Элегантное решение, ничего не скажешь. Я уже представлял лица бояр, когда они поймут эту связь.
— Второй вариант? — подтолкнул я юриста.
— Некий враждебный вам кандидат избран князем, — продолжил Пётр Павлович, и в его голосе появились осторожные нотки. — Конфликт затягивается. Возможно, без активных боевых действий, но формально война продолжается. Освобождение пленных откладывается на неопределённый срок. Возвращение родных будет зависеть от доброй воли человека, желающего мести Угрюму. Сами понимаете, насколько это… проблематично.
— Проблематично, — эхом повторил я. — Мягко сказано.
— Третий вариант: избран лояльный вам кандидат, — Стремянников перешёл к последнему пункту. — В этом случае потребуется полноценный процесс мирных переговоров. Согласование множества деталей: границы, компенсации, гарантии безопасности, торговые соглашения.

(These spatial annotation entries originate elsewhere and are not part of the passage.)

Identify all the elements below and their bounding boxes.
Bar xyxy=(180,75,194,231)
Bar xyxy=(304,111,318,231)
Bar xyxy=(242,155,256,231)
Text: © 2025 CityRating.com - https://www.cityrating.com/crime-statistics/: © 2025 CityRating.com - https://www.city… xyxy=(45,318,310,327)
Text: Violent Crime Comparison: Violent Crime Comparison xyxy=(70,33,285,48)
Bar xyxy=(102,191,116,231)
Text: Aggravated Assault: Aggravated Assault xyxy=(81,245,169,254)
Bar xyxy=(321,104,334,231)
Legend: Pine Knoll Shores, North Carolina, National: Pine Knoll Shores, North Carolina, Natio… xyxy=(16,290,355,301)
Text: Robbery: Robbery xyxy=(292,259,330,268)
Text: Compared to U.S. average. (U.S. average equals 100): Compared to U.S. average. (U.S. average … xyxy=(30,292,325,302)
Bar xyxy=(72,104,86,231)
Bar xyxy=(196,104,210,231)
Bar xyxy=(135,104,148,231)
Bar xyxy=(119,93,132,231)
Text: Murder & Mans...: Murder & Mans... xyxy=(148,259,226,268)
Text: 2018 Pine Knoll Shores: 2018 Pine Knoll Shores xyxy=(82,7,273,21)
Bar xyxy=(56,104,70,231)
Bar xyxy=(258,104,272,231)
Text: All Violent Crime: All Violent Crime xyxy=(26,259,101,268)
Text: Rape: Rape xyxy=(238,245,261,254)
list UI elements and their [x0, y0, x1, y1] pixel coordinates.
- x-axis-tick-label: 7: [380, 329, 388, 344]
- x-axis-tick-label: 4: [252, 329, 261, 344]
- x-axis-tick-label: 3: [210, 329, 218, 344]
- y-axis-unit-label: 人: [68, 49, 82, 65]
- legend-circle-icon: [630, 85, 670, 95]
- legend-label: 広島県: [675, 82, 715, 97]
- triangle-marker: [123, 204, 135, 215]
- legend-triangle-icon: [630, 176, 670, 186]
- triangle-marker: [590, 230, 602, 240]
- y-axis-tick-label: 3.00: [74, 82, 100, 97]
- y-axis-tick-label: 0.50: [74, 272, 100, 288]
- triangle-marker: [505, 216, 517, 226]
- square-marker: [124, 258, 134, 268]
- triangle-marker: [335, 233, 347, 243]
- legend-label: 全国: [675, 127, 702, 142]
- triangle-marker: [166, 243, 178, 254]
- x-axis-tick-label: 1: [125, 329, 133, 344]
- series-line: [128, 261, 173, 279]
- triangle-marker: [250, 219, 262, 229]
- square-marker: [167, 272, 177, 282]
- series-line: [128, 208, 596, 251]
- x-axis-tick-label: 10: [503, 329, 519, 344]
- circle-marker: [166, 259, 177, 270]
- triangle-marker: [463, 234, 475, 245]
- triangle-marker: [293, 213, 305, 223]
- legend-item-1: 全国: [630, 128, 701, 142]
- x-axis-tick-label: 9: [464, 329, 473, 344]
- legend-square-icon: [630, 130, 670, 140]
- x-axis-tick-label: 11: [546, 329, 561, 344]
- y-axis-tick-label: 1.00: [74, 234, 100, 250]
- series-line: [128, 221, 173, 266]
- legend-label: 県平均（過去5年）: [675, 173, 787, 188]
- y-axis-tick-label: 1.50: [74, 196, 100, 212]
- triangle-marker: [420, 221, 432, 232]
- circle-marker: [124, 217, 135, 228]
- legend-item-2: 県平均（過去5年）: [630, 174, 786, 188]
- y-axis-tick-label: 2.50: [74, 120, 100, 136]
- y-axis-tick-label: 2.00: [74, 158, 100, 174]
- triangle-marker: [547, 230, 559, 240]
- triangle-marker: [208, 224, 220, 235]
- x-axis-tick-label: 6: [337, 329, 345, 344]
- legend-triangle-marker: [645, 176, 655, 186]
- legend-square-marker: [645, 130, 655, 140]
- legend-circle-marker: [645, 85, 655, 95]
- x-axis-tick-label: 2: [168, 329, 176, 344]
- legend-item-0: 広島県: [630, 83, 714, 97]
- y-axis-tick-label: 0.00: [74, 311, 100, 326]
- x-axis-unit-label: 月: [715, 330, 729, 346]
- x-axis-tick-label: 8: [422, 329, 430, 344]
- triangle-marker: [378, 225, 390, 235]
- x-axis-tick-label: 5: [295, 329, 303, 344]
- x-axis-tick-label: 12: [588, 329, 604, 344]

Прохождение всех формальностей и бюрократических процедур. Освобождение пленных произойдёт только после ратификации договора. По времени это недели, возможно месяцы.
Я потёр переносицу, чувствуя, как нарастает усталость. Правовая казуистика — это болото, в котором я никогда не чувствовал себя комфортно. Дай мне понятного врага на поле боя, и я знаю, что делать. Но эти юридические тонкости…
— То есть для пленных и их семей лучший вариант — моя победа на выборах, — резюмировал я.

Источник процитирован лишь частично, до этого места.